There is a line on the Virtue Cards (www.virtuesproject.com) that says, “ We cherish the challenge of doing the right thing in all circumstances.” I am drawn to that line for several reasons. First, we must discern what is the right thing. Sometimes the right thing is clear and simple. Many times, however, the right thing is a little more complex. When we live with integrity, we are aware of these complexities and we “cherish the challenge of doing the right thing”. We are willing to be present and conscious and we accept the challenge of discerning the “right thing”.
This past weekend I was privileged to study with one of the masters and grandfathers of
family therapy, Dr. Salvador Minuchin. Watching Dr. Minuchin work and generally just being in his presence was a lesson in living with integrity. At ninety years old, he is still learning. He listens carefully to questions. He is curious and discerning. He is clear about what he believes and able to articulate that, and yet he is present to other ideas.
One of his repeated phrases is, “Certainty is the enemy of change”. When families are certain about something, he challenges them. When he is certain of something, he accepts a challenge. He actively dialogues with others in the field, willing to talk about differences and similarities. He does this with respect and openness. Always, his final litmus test is “What is useful?” By this he means what is useful for the highest good and the healing of the client/family.

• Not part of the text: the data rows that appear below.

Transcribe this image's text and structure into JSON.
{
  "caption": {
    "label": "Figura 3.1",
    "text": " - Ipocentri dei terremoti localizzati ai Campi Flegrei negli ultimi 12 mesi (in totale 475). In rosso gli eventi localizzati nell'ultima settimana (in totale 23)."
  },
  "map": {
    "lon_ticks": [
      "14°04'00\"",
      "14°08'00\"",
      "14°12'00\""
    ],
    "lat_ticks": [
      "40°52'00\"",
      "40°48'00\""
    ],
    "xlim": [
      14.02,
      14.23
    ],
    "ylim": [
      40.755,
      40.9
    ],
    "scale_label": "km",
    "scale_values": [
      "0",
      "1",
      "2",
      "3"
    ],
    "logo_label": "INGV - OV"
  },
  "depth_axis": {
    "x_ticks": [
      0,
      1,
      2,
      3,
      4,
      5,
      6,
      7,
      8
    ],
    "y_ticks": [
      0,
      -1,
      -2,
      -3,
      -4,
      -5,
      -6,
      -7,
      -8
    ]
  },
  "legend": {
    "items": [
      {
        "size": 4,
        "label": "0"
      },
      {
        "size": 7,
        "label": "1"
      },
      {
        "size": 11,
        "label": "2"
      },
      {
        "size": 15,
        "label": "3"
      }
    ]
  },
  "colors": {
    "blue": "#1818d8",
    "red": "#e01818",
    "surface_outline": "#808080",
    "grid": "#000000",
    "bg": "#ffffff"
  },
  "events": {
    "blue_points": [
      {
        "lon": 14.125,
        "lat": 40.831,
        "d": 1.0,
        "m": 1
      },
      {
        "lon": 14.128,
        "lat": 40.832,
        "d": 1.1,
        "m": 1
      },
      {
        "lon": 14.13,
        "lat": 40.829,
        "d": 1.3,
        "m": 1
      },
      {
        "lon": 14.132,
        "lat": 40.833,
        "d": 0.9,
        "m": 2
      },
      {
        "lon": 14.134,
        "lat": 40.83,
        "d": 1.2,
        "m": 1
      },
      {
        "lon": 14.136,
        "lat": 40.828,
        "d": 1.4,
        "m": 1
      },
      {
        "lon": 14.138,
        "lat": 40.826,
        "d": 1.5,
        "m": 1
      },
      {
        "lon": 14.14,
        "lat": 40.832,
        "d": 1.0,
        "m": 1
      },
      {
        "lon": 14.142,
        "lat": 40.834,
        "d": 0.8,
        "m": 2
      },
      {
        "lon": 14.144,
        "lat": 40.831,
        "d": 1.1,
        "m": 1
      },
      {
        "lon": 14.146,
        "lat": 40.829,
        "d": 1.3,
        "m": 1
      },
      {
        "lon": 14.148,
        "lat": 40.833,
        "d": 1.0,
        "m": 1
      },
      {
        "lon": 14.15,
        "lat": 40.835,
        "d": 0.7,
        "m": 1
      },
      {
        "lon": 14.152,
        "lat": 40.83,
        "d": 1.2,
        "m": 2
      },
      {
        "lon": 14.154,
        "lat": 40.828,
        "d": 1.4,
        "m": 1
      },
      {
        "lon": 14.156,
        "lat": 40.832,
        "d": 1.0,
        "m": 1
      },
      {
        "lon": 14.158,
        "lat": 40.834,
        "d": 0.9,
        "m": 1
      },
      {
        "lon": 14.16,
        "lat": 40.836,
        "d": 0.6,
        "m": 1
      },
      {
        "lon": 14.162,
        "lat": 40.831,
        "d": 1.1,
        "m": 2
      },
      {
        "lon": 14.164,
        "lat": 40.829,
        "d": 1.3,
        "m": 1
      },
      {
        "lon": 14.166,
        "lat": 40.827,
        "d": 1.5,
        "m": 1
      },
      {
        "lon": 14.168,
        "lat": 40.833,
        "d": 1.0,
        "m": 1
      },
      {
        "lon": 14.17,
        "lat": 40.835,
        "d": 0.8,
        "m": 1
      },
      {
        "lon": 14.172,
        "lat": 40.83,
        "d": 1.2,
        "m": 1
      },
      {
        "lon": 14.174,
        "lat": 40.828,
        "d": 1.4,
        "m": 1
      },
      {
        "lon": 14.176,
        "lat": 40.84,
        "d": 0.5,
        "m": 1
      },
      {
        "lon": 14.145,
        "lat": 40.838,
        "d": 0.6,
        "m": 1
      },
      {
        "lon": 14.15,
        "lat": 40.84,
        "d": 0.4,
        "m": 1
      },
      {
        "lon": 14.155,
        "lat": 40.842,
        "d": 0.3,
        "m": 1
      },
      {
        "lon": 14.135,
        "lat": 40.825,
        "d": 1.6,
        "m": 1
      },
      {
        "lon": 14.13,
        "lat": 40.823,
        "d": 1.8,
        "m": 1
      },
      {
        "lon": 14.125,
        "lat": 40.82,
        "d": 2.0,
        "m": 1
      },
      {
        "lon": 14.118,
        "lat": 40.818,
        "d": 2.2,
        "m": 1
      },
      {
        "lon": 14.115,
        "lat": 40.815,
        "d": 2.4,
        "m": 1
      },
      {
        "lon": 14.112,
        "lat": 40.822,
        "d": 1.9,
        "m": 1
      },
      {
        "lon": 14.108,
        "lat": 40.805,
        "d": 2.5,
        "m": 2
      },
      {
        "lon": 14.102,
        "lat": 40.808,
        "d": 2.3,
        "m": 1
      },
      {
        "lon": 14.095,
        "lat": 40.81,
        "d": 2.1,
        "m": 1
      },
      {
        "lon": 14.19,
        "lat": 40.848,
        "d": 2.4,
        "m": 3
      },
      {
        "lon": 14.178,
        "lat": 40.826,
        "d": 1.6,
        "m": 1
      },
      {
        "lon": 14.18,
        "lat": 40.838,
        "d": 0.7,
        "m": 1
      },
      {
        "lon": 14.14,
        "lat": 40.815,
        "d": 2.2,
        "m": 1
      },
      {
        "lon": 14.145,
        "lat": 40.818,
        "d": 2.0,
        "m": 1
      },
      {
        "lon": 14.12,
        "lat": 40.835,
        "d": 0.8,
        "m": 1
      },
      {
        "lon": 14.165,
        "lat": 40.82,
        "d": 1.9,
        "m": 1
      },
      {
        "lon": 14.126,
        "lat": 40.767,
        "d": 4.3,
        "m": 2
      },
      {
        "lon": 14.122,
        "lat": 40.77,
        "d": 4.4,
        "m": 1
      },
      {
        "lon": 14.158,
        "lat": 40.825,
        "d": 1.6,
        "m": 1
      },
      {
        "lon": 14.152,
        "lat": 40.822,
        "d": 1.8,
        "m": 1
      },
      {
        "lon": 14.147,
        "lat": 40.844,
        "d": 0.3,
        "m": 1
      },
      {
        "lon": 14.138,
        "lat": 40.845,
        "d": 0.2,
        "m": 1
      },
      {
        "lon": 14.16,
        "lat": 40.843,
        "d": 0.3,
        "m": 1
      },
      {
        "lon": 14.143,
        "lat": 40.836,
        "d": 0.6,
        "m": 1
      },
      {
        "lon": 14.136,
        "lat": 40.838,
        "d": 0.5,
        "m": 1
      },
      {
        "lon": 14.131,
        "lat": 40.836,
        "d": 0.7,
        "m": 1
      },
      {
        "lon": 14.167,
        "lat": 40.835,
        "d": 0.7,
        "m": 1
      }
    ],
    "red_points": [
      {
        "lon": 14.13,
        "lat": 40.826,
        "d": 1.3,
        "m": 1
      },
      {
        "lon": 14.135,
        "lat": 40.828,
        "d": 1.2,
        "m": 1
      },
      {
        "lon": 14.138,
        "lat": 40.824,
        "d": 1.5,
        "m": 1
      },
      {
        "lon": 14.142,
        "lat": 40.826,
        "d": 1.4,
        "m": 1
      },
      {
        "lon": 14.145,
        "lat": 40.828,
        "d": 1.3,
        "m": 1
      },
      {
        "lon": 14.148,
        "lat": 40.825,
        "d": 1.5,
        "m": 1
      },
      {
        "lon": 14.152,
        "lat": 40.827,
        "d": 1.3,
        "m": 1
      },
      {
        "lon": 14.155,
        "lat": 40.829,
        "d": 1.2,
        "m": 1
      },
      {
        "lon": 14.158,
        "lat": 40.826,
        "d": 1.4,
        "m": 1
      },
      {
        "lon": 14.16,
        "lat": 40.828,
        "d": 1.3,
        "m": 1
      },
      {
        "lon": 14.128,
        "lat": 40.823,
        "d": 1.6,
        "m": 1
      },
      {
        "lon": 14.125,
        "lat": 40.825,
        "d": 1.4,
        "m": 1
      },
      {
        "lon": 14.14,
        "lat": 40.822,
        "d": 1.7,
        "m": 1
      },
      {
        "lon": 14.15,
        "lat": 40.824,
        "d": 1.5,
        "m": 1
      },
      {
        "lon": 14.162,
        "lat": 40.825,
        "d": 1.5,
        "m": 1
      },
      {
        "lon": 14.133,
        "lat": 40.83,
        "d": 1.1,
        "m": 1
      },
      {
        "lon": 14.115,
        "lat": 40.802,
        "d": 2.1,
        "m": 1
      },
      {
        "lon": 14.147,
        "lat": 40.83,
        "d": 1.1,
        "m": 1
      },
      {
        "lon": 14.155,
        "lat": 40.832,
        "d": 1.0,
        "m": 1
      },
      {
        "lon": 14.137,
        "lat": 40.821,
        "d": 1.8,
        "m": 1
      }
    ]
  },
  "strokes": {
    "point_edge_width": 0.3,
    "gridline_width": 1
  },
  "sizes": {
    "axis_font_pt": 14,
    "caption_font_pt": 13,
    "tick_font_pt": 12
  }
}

Fully present and with a desire to continue to give back to the world, I would describe him as whole-hearted. He continuously addressed the students in the group, saying to them that he wanted them to learn and keep learning. He was afraid, he said, that the older ones in the group already knew too much, or thought they did, and that they were no longer able to learn as much. Wow! Talk about a challenge to certainty! When he was exhausted at the end of the day, he just said, “Now I am very tired and it is time to stop.” So refreshing. So full of integrity.
Think about someone you know who lives with integrity. How do they do it? Perhaps you could interview them. Ask them what guides them. Ask how they discern the “right thing”. Think about what you value. Intentionally and consciously, try to live in harmony with that value. Slow down enough to allow your actions to match your values. Integrity is a virtue worth developing.